Qual a importância dos valores na vida do indivíduo?
A pessoa é fruto dos valores que tem. Quando os nega, esquece quem é, de onde veio, o propósito de estar aqui. Lá na frente, migra para o lado que o vento sopra. Quando o valor é o dinheiro, vende a alma ao diabo. Sou judeu convicto porque encontro no judaísmo densidade e referência para o que quero fazer. Tenho temor a Deus.

O senhor desenvolve múltiplas atividades. 24 horas bastam?
Tudo que faço é com muito amor. Tenho a sorte de na vida ter pessoas que me apoiaram e apoiam incondicionalmente. Meu pai, minha mãe, minha mulher. Casei com uma pessoa cúmplice. Nunca combino nada com ela, mas ela está sempre combinada comigo nos meus sonhos.

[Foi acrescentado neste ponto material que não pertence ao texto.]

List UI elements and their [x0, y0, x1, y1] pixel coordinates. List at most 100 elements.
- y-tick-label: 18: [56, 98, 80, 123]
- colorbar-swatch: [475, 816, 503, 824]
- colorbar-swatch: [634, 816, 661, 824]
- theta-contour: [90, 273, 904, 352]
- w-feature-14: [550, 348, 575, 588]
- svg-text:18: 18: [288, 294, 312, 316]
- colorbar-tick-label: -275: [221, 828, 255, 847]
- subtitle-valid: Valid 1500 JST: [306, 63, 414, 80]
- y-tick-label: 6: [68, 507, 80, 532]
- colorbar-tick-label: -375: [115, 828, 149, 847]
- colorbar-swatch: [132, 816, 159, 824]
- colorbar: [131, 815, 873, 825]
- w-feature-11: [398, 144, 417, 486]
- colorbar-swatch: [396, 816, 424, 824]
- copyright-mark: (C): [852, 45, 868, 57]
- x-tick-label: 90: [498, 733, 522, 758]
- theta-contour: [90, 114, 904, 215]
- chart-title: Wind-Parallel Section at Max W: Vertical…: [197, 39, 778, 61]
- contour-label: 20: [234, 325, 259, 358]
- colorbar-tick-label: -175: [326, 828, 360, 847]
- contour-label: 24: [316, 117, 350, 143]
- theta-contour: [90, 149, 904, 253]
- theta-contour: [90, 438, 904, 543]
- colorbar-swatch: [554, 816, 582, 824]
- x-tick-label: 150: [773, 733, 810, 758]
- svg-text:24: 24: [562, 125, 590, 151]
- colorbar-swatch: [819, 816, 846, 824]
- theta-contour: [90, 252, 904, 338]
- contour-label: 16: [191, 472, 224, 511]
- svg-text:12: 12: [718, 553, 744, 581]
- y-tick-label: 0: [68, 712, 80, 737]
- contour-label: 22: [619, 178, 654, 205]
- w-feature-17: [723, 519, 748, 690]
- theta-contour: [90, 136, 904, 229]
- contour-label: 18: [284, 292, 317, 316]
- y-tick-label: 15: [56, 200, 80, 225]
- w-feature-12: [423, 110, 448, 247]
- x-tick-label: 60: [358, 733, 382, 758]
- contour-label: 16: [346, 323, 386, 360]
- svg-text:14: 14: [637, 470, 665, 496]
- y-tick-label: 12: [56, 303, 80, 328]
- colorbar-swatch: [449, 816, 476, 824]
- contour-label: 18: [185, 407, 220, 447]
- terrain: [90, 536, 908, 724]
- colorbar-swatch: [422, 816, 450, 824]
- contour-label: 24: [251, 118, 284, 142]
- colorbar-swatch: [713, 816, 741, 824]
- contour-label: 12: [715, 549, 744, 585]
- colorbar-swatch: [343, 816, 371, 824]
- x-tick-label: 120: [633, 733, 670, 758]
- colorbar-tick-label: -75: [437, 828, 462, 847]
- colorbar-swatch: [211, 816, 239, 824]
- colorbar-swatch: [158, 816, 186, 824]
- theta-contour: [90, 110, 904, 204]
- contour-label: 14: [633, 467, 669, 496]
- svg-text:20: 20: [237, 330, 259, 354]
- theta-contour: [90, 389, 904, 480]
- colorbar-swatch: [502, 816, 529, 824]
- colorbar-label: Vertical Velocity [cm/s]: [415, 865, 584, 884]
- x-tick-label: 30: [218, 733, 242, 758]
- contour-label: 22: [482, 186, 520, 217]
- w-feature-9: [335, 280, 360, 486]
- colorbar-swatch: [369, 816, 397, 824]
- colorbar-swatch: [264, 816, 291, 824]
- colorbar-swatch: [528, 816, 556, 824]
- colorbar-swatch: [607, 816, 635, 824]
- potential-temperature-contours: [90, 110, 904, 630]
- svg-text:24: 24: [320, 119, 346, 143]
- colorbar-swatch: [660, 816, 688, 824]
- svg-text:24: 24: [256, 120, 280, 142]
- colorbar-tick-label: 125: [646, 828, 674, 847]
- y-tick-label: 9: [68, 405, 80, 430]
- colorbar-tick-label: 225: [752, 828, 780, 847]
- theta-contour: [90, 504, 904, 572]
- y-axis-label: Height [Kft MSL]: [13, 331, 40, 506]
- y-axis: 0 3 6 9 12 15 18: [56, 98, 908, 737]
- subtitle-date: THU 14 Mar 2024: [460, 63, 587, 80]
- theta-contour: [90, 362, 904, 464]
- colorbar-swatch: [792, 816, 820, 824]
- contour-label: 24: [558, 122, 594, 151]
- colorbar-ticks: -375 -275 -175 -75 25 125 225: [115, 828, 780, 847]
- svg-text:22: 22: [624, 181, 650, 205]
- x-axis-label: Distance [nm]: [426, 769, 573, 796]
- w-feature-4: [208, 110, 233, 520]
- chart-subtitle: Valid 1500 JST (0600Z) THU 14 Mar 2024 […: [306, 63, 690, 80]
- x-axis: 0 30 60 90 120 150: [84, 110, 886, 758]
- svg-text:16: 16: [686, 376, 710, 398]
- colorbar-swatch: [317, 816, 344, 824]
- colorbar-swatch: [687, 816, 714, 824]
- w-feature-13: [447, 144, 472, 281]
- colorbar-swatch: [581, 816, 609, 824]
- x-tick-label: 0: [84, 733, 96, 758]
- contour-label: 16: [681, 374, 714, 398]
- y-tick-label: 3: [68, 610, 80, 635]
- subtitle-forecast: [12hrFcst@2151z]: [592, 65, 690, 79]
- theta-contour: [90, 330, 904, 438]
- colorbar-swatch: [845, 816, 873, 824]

Quais os planos para 2016/2017?
Vou deixar a presidência do Einstein, mas serei presidente do conselho. Planos: preparar a geração futura. Minha preocupação não é deixar legados, mas criar cenários para legados futuros.

Dizem que quando a gente morre, Deus faz uma única pergunta: você foi feliz?
Nada é mais importante que a felicidade. Persegui a minha. Escolhi a profissão de que gostava. Casei com a mulher que amava. Construí patrimônio. A religiosidade só me fez bem.